To explain the importance of this, Kent will often ask an audience to work together to find the average age of attendees in the room. If the room contains multiple tables of attendees, each table might calculate its own average but eventually, the tables need to come together and work out a total average. It takes communication to find that final answer.

“Without this ability to communicate between the individual units of parallelism, you have to send another query into the database. You can get a partial answer, aggregate it and calculate some more and keep going. It works, but it’s not the quickest, not the best way to solve the complete problem.”

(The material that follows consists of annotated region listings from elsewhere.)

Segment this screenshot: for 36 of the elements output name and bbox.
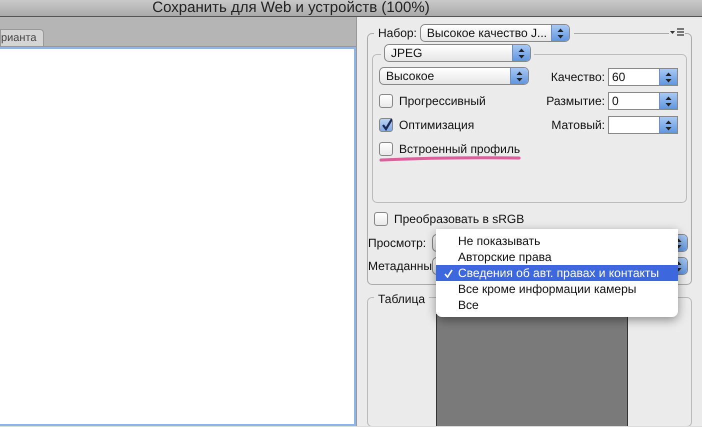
metadata-label: Метаданны (368, 258, 432, 275)
quality-dropdown[interactable]: Высокое (379, 67, 529, 85)
stepper-arrows-icon (675, 238, 682, 248)
field-label: Размытие: (546, 93, 605, 110)
preset-dropdown[interactable]: Высокое качество J... (420, 24, 570, 42)
checkbox-label: Встроенный профиль (399, 141, 520, 158)
preview-label: Просмотр: (368, 235, 428, 252)
stepper-arrows-icon (556, 28, 564, 38)
field-label: Матовый: (551, 117, 605, 134)
checkbox[interactable] (379, 142, 393, 156)
format-dropdown[interactable]: JPEG (384, 44, 531, 62)
menu-item[interactable]: Все кроме информации камеры (436, 281, 678, 297)
menu-item[interactable]: Авторские права (436, 249, 678, 265)
checkbox[interactable] (374, 212, 388, 226)
number-field[interactable]: 60 (608, 68, 678, 86)
stepper-arrows-icon (665, 72, 672, 82)
checkbox-label: Прогрессивный (399, 93, 486, 110)
checkbox-label: Оптимизация (399, 117, 474, 134)
number-field[interactable] (608, 116, 678, 134)
window-title: Сохранить для Web и устройств (100%) (152, 0, 430, 18)
menu-item[interactable]: Все (436, 297, 678, 313)
checkmark-icon (380, 118, 392, 132)
preset-label: Набор: (378, 25, 417, 42)
number-field[interactable]: 0 (608, 92, 678, 110)
field-label: Качество: (550, 69, 605, 86)
stepper-arrows-icon (665, 96, 672, 106)
stepper-arrows-icon (518, 48, 525, 58)
stepper-arrows-icon (675, 260, 682, 272)
stepper-arrows-icon (665, 120, 672, 130)
tab[interactable]: рианта (0, 29, 44, 46)
menu-item[interactable]: Сведения об авт. правах и контакты (436, 265, 678, 281)
stepper-arrows-icon (516, 70, 523, 82)
menu-item[interactable]: Не показывать (436, 233, 678, 249)
checkbox-label: Преобразовать в sRGB (394, 211, 524, 228)
checkbox[interactable] (379, 118, 393, 132)
checkbox[interactable] (379, 94, 393, 108)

To create math that communicated, SAS developers rewrote the company’s code to run calculations in parallel on separate nodes of data, “talk” through the calculations as needed, and come back together to discuss the final answer very quickly.

2. Give the math a place to work

Originally, SAS set out to run its new math on large sections of data inside the database. This was achieved through in-memory, parallel computing that took place inside Teradata or EMC Greenplum databases, for example. With SAS inside the database, the results for calculating basic averages, summations and complicated math such as logistic regression were very, very fast. But, says, Kent, this structure created some challenges. Data centers needed to set aside a section of their database hardware to run the math, and that wasn’t easy for companies whose Enterprise Data Warehouse machines were resource constrained.

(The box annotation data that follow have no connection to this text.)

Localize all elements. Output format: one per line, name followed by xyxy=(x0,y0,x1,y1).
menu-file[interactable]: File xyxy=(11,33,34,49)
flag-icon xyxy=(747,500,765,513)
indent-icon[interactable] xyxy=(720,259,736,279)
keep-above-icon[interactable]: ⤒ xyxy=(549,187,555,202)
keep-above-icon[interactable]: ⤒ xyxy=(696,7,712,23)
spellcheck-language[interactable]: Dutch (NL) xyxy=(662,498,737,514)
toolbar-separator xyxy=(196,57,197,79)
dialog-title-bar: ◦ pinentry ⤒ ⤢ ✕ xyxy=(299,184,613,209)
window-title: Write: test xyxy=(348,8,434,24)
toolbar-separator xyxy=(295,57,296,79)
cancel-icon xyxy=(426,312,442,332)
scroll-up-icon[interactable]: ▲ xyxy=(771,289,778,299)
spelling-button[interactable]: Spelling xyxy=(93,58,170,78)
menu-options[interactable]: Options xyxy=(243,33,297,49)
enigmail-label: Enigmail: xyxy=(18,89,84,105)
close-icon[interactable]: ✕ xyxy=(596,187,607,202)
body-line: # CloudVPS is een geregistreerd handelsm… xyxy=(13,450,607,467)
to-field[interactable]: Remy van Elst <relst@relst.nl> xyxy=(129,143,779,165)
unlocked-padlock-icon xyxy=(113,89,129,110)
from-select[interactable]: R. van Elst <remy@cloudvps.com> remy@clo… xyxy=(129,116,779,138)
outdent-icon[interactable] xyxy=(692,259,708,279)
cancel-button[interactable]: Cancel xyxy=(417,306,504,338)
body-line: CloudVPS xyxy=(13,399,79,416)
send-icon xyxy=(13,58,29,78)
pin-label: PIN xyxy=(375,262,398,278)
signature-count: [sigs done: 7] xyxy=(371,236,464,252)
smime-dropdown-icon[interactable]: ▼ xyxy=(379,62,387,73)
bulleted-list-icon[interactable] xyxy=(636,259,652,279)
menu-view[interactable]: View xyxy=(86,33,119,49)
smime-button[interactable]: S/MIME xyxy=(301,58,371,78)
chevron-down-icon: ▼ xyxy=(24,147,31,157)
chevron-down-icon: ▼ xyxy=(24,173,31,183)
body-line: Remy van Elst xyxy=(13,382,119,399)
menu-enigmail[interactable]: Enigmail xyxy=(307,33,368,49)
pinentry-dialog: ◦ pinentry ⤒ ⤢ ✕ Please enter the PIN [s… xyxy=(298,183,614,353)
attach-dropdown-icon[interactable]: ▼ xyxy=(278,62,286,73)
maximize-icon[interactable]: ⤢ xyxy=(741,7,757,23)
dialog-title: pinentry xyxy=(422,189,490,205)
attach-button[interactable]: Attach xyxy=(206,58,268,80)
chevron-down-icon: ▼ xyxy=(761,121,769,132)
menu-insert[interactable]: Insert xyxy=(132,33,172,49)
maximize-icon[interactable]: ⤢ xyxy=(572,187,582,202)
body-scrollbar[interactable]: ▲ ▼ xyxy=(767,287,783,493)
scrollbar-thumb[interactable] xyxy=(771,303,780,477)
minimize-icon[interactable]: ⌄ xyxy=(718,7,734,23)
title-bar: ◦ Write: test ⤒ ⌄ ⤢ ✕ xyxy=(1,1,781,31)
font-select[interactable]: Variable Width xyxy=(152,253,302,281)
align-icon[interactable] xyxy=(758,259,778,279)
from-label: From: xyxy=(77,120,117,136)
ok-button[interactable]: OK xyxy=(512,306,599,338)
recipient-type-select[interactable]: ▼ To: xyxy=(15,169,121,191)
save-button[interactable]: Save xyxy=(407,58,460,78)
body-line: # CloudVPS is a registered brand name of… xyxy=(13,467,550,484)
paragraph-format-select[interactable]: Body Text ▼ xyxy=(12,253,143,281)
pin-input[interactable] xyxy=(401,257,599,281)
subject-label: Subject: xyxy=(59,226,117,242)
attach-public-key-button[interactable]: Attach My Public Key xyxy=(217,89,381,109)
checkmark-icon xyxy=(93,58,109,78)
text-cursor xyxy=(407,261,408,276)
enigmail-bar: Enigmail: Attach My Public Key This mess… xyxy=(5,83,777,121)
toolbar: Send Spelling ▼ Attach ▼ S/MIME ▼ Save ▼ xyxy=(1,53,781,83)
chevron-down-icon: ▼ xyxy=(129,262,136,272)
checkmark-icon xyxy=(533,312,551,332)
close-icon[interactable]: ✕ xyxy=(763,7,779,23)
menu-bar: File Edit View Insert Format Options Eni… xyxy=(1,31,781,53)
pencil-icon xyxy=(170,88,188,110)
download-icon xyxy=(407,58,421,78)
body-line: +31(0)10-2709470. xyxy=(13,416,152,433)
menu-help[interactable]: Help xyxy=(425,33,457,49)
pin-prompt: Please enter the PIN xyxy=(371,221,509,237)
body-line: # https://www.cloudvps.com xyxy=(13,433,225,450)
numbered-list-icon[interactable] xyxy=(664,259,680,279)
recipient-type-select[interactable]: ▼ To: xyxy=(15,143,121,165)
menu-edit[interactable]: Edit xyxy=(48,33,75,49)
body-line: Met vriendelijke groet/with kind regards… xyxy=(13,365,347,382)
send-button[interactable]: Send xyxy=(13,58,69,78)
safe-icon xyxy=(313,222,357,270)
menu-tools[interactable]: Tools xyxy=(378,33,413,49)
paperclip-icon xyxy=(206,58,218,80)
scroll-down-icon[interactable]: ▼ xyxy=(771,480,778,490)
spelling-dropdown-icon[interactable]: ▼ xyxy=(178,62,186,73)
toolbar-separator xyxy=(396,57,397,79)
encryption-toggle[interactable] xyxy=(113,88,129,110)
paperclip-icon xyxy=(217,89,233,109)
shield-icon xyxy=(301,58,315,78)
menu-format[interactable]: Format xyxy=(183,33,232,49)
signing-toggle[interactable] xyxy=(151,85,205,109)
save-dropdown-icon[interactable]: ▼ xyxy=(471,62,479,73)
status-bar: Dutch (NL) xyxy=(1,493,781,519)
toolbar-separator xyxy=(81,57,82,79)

“Their systems are so well engineered to do data warehousing tasks that there’s not a lot of space left for the math,” says Kent.

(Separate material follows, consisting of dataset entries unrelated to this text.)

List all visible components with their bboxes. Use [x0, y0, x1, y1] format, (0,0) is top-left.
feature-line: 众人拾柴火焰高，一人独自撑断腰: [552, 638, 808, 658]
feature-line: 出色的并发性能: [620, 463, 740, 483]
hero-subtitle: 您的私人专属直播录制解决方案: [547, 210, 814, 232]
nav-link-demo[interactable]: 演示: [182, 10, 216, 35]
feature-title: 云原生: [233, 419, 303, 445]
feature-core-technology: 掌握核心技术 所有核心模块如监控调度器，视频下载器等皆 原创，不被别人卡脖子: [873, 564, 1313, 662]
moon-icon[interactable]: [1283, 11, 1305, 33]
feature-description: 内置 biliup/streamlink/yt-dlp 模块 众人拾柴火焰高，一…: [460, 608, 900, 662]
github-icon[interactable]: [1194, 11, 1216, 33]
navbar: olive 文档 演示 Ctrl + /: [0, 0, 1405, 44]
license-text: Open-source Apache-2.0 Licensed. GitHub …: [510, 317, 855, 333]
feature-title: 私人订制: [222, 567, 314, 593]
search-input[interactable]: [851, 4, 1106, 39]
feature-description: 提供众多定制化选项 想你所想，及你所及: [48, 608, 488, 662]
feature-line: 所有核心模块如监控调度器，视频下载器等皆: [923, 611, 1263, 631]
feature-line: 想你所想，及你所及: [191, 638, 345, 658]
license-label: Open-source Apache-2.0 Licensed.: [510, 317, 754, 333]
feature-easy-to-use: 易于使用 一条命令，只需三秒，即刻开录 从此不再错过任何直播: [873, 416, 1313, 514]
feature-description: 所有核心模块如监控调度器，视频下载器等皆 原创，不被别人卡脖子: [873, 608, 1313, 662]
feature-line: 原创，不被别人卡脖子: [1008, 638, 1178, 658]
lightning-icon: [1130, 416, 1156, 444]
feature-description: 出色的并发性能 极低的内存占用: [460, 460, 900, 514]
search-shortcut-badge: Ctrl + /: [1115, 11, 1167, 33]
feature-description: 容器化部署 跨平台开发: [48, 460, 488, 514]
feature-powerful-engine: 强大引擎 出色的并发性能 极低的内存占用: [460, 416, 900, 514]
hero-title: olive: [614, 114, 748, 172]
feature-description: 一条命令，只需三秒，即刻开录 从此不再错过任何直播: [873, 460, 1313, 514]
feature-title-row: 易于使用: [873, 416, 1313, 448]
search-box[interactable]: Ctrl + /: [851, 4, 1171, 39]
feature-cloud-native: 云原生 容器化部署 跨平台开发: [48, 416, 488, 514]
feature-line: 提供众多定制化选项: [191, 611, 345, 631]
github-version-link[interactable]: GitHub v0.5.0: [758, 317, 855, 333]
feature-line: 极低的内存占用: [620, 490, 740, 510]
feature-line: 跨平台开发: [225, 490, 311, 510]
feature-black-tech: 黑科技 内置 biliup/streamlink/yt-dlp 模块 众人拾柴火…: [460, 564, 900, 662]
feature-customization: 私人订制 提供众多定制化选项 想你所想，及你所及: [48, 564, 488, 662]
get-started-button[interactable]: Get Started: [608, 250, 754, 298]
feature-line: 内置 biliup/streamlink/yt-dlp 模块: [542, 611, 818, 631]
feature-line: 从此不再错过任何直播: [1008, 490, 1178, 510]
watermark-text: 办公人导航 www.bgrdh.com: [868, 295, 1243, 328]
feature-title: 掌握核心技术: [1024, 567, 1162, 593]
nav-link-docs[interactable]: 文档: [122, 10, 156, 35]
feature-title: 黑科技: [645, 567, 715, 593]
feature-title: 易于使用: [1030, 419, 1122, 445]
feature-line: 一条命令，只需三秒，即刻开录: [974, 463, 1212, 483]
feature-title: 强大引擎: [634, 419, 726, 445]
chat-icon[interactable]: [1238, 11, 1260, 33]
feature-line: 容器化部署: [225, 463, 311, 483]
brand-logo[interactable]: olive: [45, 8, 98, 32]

The solution came in the form of an analytic server where SAS could reside separately. This way, the mathematical formulas can live inside their own custom environment that is created specifically for analytics. This custom environment sits alongside the database instead of inside it and is sometimes called a SAS in-memory analytic server or a high-performance analytic server. But the SAS developers, who  make the math fast, like to use its sci-fi inspired name, the SAS LASR server.

“This model fits better in IT,” says Kent. “They don’t need new data warehouses. They can buy an appliance with SAS mathematics and they can put it near the data in the center.”

3. Feed the data to the math as quickly as possible

The final piece of the puzzle is getting the data in to the LASR Server. “We have to feed the data into the math as quickly as possible,” says Kent. To do this, SAS developers engineered special routers or connectors for different database environments that employ the network technologies native to that database.

So, the data can be stored in Teradata, Oracle, IBM or EMC Greenplum, and SAS connects to it, pulls in the sections of data it needs to run its calculations and then offers an answer faster than ever before.

The first tests in this new environment surprised even Kent. “This configuration got about 109 percent of the throughput than before. I was expecting to pay some tax from going through the network wires. But the SAS nodes got to focus on doing their SAS things, and the EDW nodes got to focus on doing their data warehouse things. Something interesting goes on there, and the spreading of the problem was a success.”

The same concept works with data in Hadoop too. That’s where the “Chasing elephants,” moniker comes in, after all. “Today, everyone is playing with Hadoop,” says Kent. “Not all of their data needs to be in gold plated storage, so they’re experimenting with cheaper platforms for the massive amounts of data flying in from the Web and elsewhere.”

The beautiful thing about this, says Kent, is that the same networking technology that hooks into the data warehouse can hook up to more than one data storage device, so SAS can analyze data from the EDW and Hadoop at the same time.